Eric Helleiner is a Professor in the Department of Political Science at the University of Waterloo. He received his B.A. in Economics and Political Science from the University of Toronto, and his M.Sc. and Ph.D. from the Department of International Relations of the London School of Economics.
His single authored books include The Contested World Economy: The Deep and Global Roots of International Political Economy (Cambridge, 2023), The Neomercantilists: A Global Intellectual History (Cornell, 2021), States and the Reemergence of Global Finance (Cornell, 1994), The Making of National Money: Territorial Currencies in Historical Perspective (Cornell, 2003), Towards North American Monetary Union? The Politics and History of Canada’s Exchange Rate Regime (McGill-Queen’s, 2006), The Forgotten Foundations of Bretton Woods: International Development and the Making of the Postwar Order (Cornell, 2014), and The Status Quo Crisis: Global Financial Governance After the 2008 Meltdown (Oxford, 2014).
He is also co-editor of Nation-States and Money (1999), Economic Nationalism in a Globalizing World (2005), The Future of the Dollar (2009), Global Finance in Crisis: The Politics of International Regulatory Change (2010), The Great Wall of Money: Politics and Power in China’s International Monetary Relations (2014) and Governing the World’s Biggest Market: The Politics of Regulating Derivatives Markets After the 2008 Crisis (2018). He has edited/co-edited a number of special issues/sections of journals on the following topics: The Political Economy of International Capital Mobility (1994), The Geopolitics of North-South Monetary Relations (2002), The Dollar’s Destiny as a World Currency (2008), The Geopolitics of Sovereign Wealth Funds (2009), Crisis and the Future of Global Financial Governance (2009), and The Greening of Global Financial Markets? (2011).

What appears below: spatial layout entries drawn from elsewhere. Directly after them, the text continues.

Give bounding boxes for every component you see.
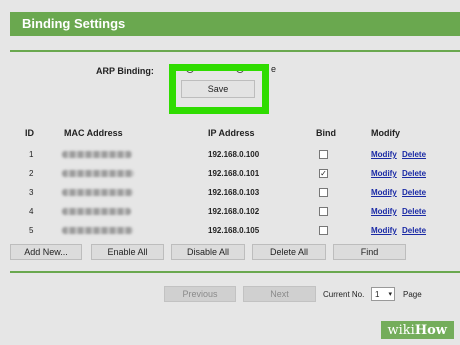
delete-all-button[interactable]: Delete All xyxy=(252,244,326,260)
delete-link[interactable]: Delete xyxy=(402,226,426,235)
delete-link[interactable]: Delete xyxy=(402,207,426,216)
disable-all-button[interactable]: Disable All xyxy=(171,244,245,260)
delete-link[interactable]: Delete xyxy=(402,150,426,159)
modify-link[interactable]: Modify xyxy=(371,150,397,159)
modify-link[interactable]: Modify xyxy=(371,188,397,197)
col-modify-header: Modify xyxy=(371,128,400,138)
add-new-button[interactable]: Add New... xyxy=(10,244,82,260)
row-ip: 192.168.0.101 xyxy=(208,169,260,178)
watermark-how: How xyxy=(414,322,447,338)
divider xyxy=(10,271,460,273)
mac-address-redacted xyxy=(62,227,133,234)
page-select-value: 1 xyxy=(375,290,380,299)
row-id: 2 xyxy=(29,169,34,178)
wikihow-watermark: wiki How xyxy=(380,321,454,339)
watermark-wiki: wiki xyxy=(387,322,415,338)
row-id: 5 xyxy=(29,226,34,235)
chevron-down-icon: ▾ xyxy=(388,291,392,298)
modify-link[interactable]: Modify xyxy=(371,169,397,178)
bind-checkbox[interactable] xyxy=(319,226,328,235)
save-button[interactable]: Save xyxy=(181,80,255,98)
title-bar: Binding Settings xyxy=(10,12,460,36)
previous-button[interactable]: Previous xyxy=(164,286,236,302)
mac-address-redacted xyxy=(62,208,131,215)
modify-link[interactable]: Modify xyxy=(371,207,397,216)
row-id: 4 xyxy=(29,207,34,216)
mac-address-redacted xyxy=(62,170,134,177)
row-ip: 192.168.0.100 xyxy=(208,150,260,159)
bind-checkbox[interactable] xyxy=(319,188,328,197)
page-title: Binding Settings xyxy=(22,16,126,31)
bind-checkbox[interactable] xyxy=(319,207,328,216)
col-ip-header: IP Address xyxy=(208,128,255,138)
row-ip: 192.168.0.102 xyxy=(208,207,260,216)
page-label: Page xyxy=(403,290,422,299)
arp-option-label: e xyxy=(271,64,277,74)
delete-link[interactable]: Delete xyxy=(402,188,426,197)
row-id: 3 xyxy=(29,188,34,197)
col-mac-header: MAC Address xyxy=(64,128,123,138)
delete-link[interactable]: Delete xyxy=(402,169,426,178)
page-select[interactable]: 1 ▾ xyxy=(371,287,395,301)
bind-checkbox[interactable] xyxy=(319,150,328,159)
col-id-header: ID xyxy=(25,128,34,138)
next-button[interactable]: Next xyxy=(243,286,316,302)
current-no-label: Current No. xyxy=(323,290,365,299)
mac-address-redacted xyxy=(62,151,132,158)
find-button[interactable]: Find xyxy=(333,244,406,260)
divider xyxy=(10,50,460,52)
row-ip: 192.168.0.105 xyxy=(208,226,260,235)
modify-link[interactable]: Modify xyxy=(371,226,397,235)
mac-address-redacted xyxy=(62,189,133,196)
arp-binding-label: ARP Binding: xyxy=(96,66,154,76)
row-id: 1 xyxy=(29,150,34,159)
bind-checkbox[interactable]: ✓ xyxy=(319,169,328,178)
col-bind-header: Bind xyxy=(316,128,336,138)
row-ip: 192.168.0.103 xyxy=(208,188,260,197)
enable-all-button[interactable]: Enable All xyxy=(91,244,164,260)
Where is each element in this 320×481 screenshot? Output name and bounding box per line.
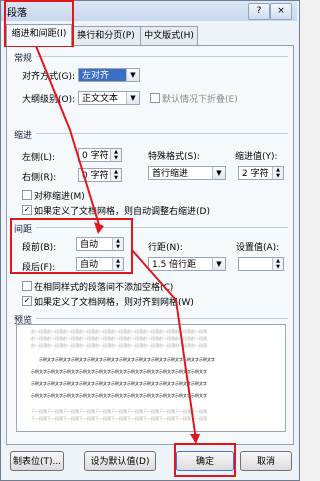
arrow-head-icon [190, 434, 200, 444]
red-arrow-path [35, 45, 197, 441]
tab-indent-spacing[interactable]: 缩进和间距(I) [6, 24, 72, 46]
red-arrows [35, 45, 200, 444]
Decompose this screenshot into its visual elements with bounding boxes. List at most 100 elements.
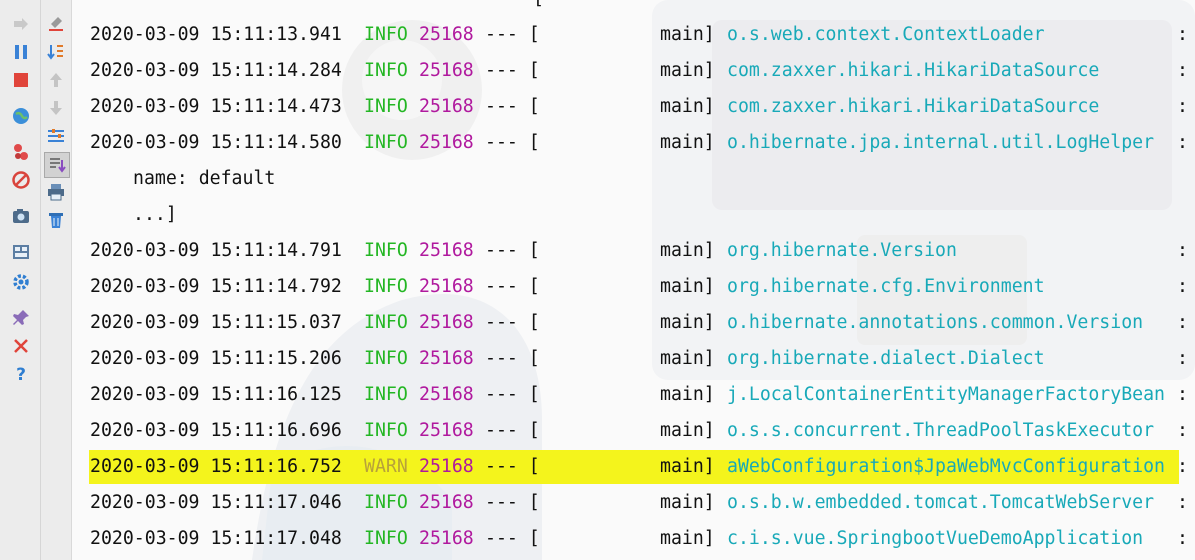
log-timestamp: 2020-03-09 15:11:14.791 [90, 240, 342, 261]
filter-icon [48, 129, 64, 142]
log-entry: 2020-03-09 15:11:13.941 INFO 25168 --- [mai… [72, 17, 1195, 53]
help-button[interactable]: ? [9, 362, 33, 386]
log-pid: 25168 [419, 96, 474, 117]
log-colon: : [1177, 420, 1188, 441]
log-thread: main] [660, 96, 715, 117]
soft-wrap-icon [47, 45, 63, 60]
up-arrow-button[interactable] [44, 68, 68, 92]
log-continuation: ...] [72, 197, 1195, 233]
close-button[interactable] [9, 334, 33, 358]
log-pid: 25168 [419, 492, 474, 513]
log-entry: 2020-03-09 15:11:16.696 INFO 25168 --- [mai… [72, 413, 1195, 449]
pin-button[interactable] [9, 306, 33, 330]
log-entry: 2020-03-09 15:11:17.048 INFO 25168 --- [mai… [72, 521, 1195, 557]
log-pid: 25168 [419, 312, 474, 333]
log-level: INFO [364, 420, 408, 441]
log-colon: : [1177, 492, 1188, 513]
log-level: INFO [364, 348, 408, 369]
log-separator: --- [ [485, 96, 540, 117]
clipped-previous-line: [ [533, 0, 544, 8]
mute-breakpoints-button[interactable] [9, 168, 33, 192]
log-timestamp: 2020-03-09 15:11:14.284 [90, 60, 342, 81]
stop-button[interactable] [9, 68, 33, 92]
console-output[interactable]: [ 2020-03-09 15:11:13.941 INFO 25168 --- [m… [72, 0, 1195, 560]
log-level: INFO [364, 96, 408, 117]
log-colon: : [1177, 456, 1188, 477]
log-logger-name: com.zaxxer.hikari.HikariDataSource [727, 96, 1100, 117]
log-thread: main] [660, 492, 715, 513]
log-pid: 25168 [419, 24, 474, 45]
log-separator: --- [ [485, 60, 540, 81]
layout-icon [13, 245, 29, 259]
log-logger-name: o.s.b.w.embedded.tomcat.TomcatWebServer [727, 492, 1155, 513]
log-continuation: name: default [72, 161, 1195, 197]
log-level: INFO [364, 276, 408, 297]
log-continuation-text: ...] [133, 204, 177, 225]
log-thread: main] [660, 24, 715, 45]
globe-button[interactable] [9, 104, 33, 128]
log-separator: --- [ [485, 456, 540, 477]
console-toolbar-primary: ? [0, 0, 41, 560]
up-arrow-icon [50, 73, 62, 87]
log-timestamp: 2020-03-09 15:11:16.696 [90, 420, 342, 441]
log-level: INFO [364, 24, 408, 45]
log-logger-name: o.hibernate.annotations.common.Version [727, 312, 1144, 333]
log-separator: --- [ [485, 528, 540, 549]
log-pid: 25168 [419, 528, 474, 549]
globe-icon [13, 108, 29, 124]
log-entry: 2020-03-09 15:11:14.580 INFO 25168 --- [mai… [72, 125, 1195, 161]
pause-button[interactable] [9, 40, 33, 64]
settings-button[interactable] [9, 270, 33, 294]
log-thread: main] [660, 456, 715, 477]
log-logger-name: j.LocalContainerEntityManagerFactoryBean [727, 384, 1165, 405]
log-pid: 25168 [419, 240, 474, 261]
log-logger-name: o.s.web.context.ContextLoader [727, 24, 1045, 45]
log-logger-name: o.s.s.concurrent.ThreadPoolTaskExecutor [727, 420, 1155, 441]
log-pid: 25168 [419, 276, 474, 297]
log-logger-name: o.hibernate.jpa.internal.util.LogHelper [727, 132, 1155, 153]
trash-button[interactable] [44, 208, 68, 232]
stop-icon [14, 73, 28, 87]
dump-threads-button[interactable] [9, 140, 33, 164]
clear-icon [49, 17, 63, 31]
down-arrow-button[interactable] [44, 96, 68, 120]
log-entry: 2020-03-09 15:11:16.125 INFO 25168 --- [mai… [72, 377, 1195, 413]
log-level: INFO [364, 312, 408, 333]
log-level: INFO [364, 132, 408, 153]
soft-wrap-button[interactable] [44, 40, 68, 64]
rerun-button[interactable] [9, 12, 33, 36]
clear-button[interactable] [44, 12, 68, 36]
log-colon: : [1177, 528, 1188, 549]
log-timestamp: 2020-03-09 15:11:14.792 [90, 276, 342, 297]
log-separator: --- [ [485, 276, 540, 297]
log-level: INFO [364, 492, 408, 513]
pin-icon [13, 310, 29, 325]
log-thread: main] [660, 240, 715, 261]
log-colon: : [1177, 384, 1188, 405]
log-timestamp: 2020-03-09 15:11:15.037 [90, 312, 342, 333]
log-separator: --- [ [485, 384, 540, 405]
log-entry: 2020-03-09 15:11:15.037 INFO 25168 --- [mai… [72, 305, 1195, 341]
log-timestamp: 2020-03-09 15:11:16.752 [90, 456, 342, 477]
log-pid: 25168 [419, 60, 474, 81]
log-separator: --- [ [485, 492, 540, 513]
mute-breakpoints-icon [12, 171, 30, 189]
log-continuation-text: name: default [133, 168, 276, 189]
log-pid: 25168 [419, 384, 474, 405]
filter-button[interactable] [44, 124, 68, 148]
camera-button[interactable] [9, 204, 33, 228]
log-timestamp: 2020-03-09 15:11:14.473 [90, 96, 342, 117]
log-level: INFO [364, 384, 408, 405]
log-thread: main] [660, 348, 715, 369]
log-logger-name: org.hibernate.Version [727, 240, 957, 261]
log-separator: --- [ [485, 312, 540, 333]
log-colon: : [1177, 312, 1188, 333]
print-button[interactable] [44, 180, 68, 204]
log-pid: 25168 [419, 456, 474, 477]
layout-button[interactable] [9, 240, 33, 264]
log-entry: 2020-03-09 15:11:16.752 WARN 25168 --- [mai… [72, 449, 1195, 485]
log-entry: 2020-03-09 15:11:15.206 INFO 25168 --- [mai… [72, 341, 1195, 377]
log-thread: main] [660, 132, 715, 153]
scroll-to-end-button[interactable] [44, 152, 70, 178]
print-icon [48, 184, 64, 201]
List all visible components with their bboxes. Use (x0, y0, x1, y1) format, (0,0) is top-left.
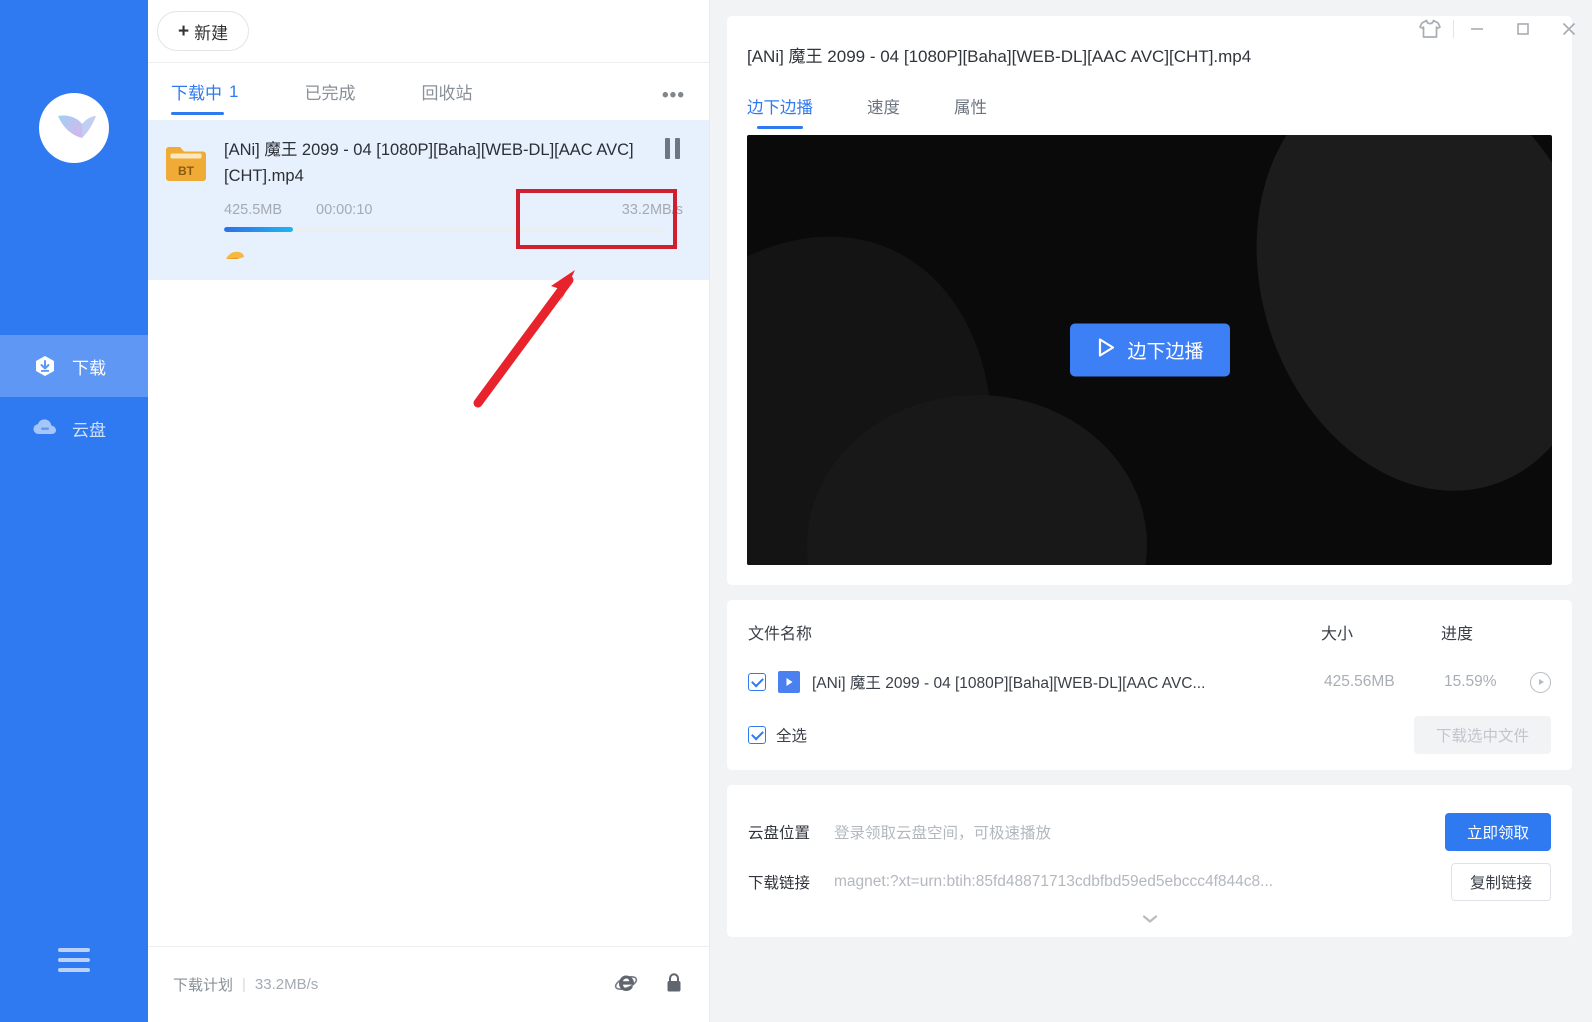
files-header-row: 文件名称 大小 进度 (748, 620, 1551, 658)
chevron-down-icon[interactable] (748, 907, 1551, 927)
stream-play-button[interactable]: 边下边播 (1069, 324, 1229, 377)
tab-downloading[interactable]: 下载中 1 (171, 63, 238, 121)
detail-tabs: 边下边播 速度 属性 (747, 94, 1552, 129)
lock-icon[interactable] (664, 971, 684, 999)
download-plan-label[interactable]: 下载计划 (173, 974, 233, 995)
detail-tab-speed-label: 速度 (867, 99, 900, 117)
file-row-progress: 15.59% (1444, 673, 1530, 691)
hamburger-menu-icon[interactable] (58, 948, 90, 972)
skin-theme-icon[interactable] (1407, 0, 1453, 58)
browser-ie-icon[interactable] (614, 971, 638, 999)
download-selected-button[interactable]: 下载选中文件 (1414, 716, 1551, 754)
download-selected-label: 下载选中文件 (1436, 724, 1529, 746)
maximize-icon[interactable] (1500, 0, 1546, 58)
file-row[interactable]: [ANi] 魔王 2099 - 04 [1080P][Baha][WEB-DL]… (748, 658, 1551, 706)
copy-link-button[interactable]: 复制链接 (1451, 863, 1551, 901)
sidebar: 下载 云盘 (0, 0, 148, 1022)
task-icon-wrap: BT (148, 138, 224, 280)
files-header-size: 大小 (1321, 620, 1441, 644)
select-all-label: 全选 (776, 724, 807, 746)
files-header-name: 文件名称 (748, 620, 1321, 644)
download-task-item[interactable]: BT [ANi] 魔王 2099 - 04 [1080P][Baha][WEB-… (148, 120, 709, 280)
svg-text:BT: BT (178, 164, 195, 178)
detail-tab-properties[interactable]: 属性 (954, 94, 987, 129)
tab-recyclebin-label: 回收站 (421, 79, 472, 104)
status-icon-group (614, 971, 684, 999)
claim-cloud-button[interactable]: 立即领取 (1445, 813, 1551, 851)
files-card: 文件名称 大小 进度 [ANi] 魔王 2099 - 04 [1080P][Ba… (727, 600, 1572, 770)
tab-completed[interactable]: 已完成 (304, 63, 355, 121)
file-row-checkbox[interactable] (748, 673, 766, 691)
cloud-location-row: 云盘位置 登录领取云盘空间，可极速播放 立即领取 (748, 807, 1551, 857)
detail-tab-stream[interactable]: 边下边播 (747, 94, 813, 129)
status-bar: 下载计划 | 33.2MB/s (148, 946, 709, 1022)
files-footer: 全选 下载选中文件 (748, 716, 1551, 754)
sidebar-item-clouddisk-label: 云盘 (72, 416, 106, 441)
tab-downloading-count: 1 (229, 82, 238, 102)
minimize-icon[interactable] (1454, 0, 1500, 58)
file-row-size: 425.56MB (1324, 673, 1444, 691)
claim-cloud-label: 立即领取 (1467, 821, 1529, 843)
app-window: 下载 云盘 + 新建 (0, 0, 1592, 1022)
download-list-panel: + 新建 下载中 1 已完成 回收站 ••• (148, 0, 710, 1022)
video-preview[interactable]: 边下边播 (747, 135, 1552, 565)
links-card: 云盘位置 登录领取云盘空间，可极速播放 立即领取 下载链接 magnet:?xt… (727, 785, 1572, 937)
video-play-icon (778, 671, 800, 693)
task-speed: 33.2MB/s (550, 202, 695, 218)
copy-link-label: 复制链接 (1470, 871, 1532, 893)
plus-icon: + (178, 22, 189, 41)
download-hex-icon (32, 353, 58, 379)
sidebar-nav: 下载 云盘 (0, 335, 148, 459)
task-badge-icon (224, 250, 246, 263)
app-logo (39, 93, 109, 163)
tab-completed-label: 已完成 (304, 79, 355, 104)
sidebar-item-download-label: 下载 (72, 354, 106, 379)
files-header-progress: 进度 (1441, 620, 1551, 644)
magnet-link-label: 下载链接 (748, 871, 834, 893)
window-controls (1407, 0, 1592, 58)
task-eta: 00:00:10 (316, 202, 550, 218)
select-all-checkbox[interactable] (748, 726, 766, 744)
more-options-icon[interactable]: ••• (662, 85, 685, 107)
detail-panel: [ANi] 魔王 2099 - 04 [1080P][Baha][WEB-DL]… (710, 0, 1592, 1022)
select-all-control[interactable]: 全选 (748, 724, 807, 746)
download-list: BT [ANi] 魔王 2099 - 04 [1080P][Baha][WEB-… (148, 120, 709, 946)
detail-tab-speed[interactable]: 速度 (867, 94, 900, 129)
circle-play-icon[interactable] (1530, 672, 1551, 693)
tab-recyclebin[interactable]: 回收站 (421, 63, 472, 121)
tab-downloading-label: 下载中 (171, 79, 222, 104)
cloud-location-value: 登录领取云盘空间，可极速播放 (834, 821, 1445, 843)
list-toolbar: + 新建 (148, 0, 709, 62)
task-progress-bar (224, 227, 664, 232)
detail-tab-properties-label: 属性 (954, 99, 987, 117)
pause-icon[interactable] (665, 136, 687, 160)
task-meta: 425.5MB 00:00:10 33.2MB/s (224, 202, 695, 218)
sidebar-item-clouddisk[interactable]: 云盘 (0, 397, 148, 459)
task-title: [ANi] 魔王 2099 - 04 [1080P][Baha][WEB-DL]… (224, 138, 644, 189)
magnet-link-row: 下载链接 magnet:?xt=urn:btih:85fd48871713cdb… (748, 857, 1551, 907)
app-logo-bird-icon (39, 93, 109, 163)
new-task-button[interactable]: + 新建 (157, 11, 249, 51)
play-triangle-icon (1095, 336, 1115, 364)
task-progress-fill (224, 227, 293, 232)
detail-tab-stream-label: 边下边播 (747, 99, 813, 117)
task-body: [ANi] 魔王 2099 - 04 [1080P][Baha][WEB-DL]… (224, 138, 709, 280)
new-task-label: 新建 (194, 19, 228, 44)
list-tabs: 下载中 1 已完成 回收站 ••• (148, 62, 709, 120)
close-icon[interactable] (1546, 0, 1592, 58)
task-size: 425.5MB (224, 202, 316, 218)
sidebar-item-download[interactable]: 下载 (0, 335, 148, 397)
cloud-disk-icon (32, 415, 58, 441)
video-shape-decoration (1204, 135, 1552, 535)
cloud-location-label: 云盘位置 (748, 821, 834, 843)
file-row-name: [ANi] 魔王 2099 - 04 [1080P][Baha][WEB-DL]… (812, 671, 1324, 693)
status-total-speed: 33.2MB/s (255, 976, 318, 993)
stream-play-label: 边下边播 (1127, 337, 1203, 364)
magnet-link-value[interactable]: magnet:?xt=urn:btih:85fd48871713cdbfbd59… (834, 873, 1451, 891)
bt-folder-icon: BT (164, 144, 208, 184)
status-divider: | (242, 976, 246, 993)
detail-card: [ANi] 魔王 2099 - 04 [1080P][Baha][WEB-DL]… (727, 16, 1572, 585)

He has also published over 100 journal articles and book chapters, and has been a member of the Warwick Commission on International Financial Reform and the High Level Panel on the Governance of the Financial Stability Board. He has received the IPE Distinguished Scholar Award (International Studies Association), Killam Research Fellowship, the CPSA Prize in International Relations, the Trudeau Foundation Fellows Prize, the Donner Book Prize, the Francesco Guicciardini Prize for Best Book in Historical International Relations, the Excellence in Arts Award, the Marvin Gelber Essay Prize in International Relations, and the Symons Award for Excellence in Teaching. He has been elected as a Fellow of the Royal Society of Canada and has been a Canada Research Chair and a CIGI Chair. He is presently co-editor of the book series Cornell Studies in Money, and has served as co-editor of the journal Review of International Political Economy and associate editor of the journal Policy Sciences. He has taught courses on topics such as global politics, international political economy, globalization, global governance, politics of global finance, and the state and economic life.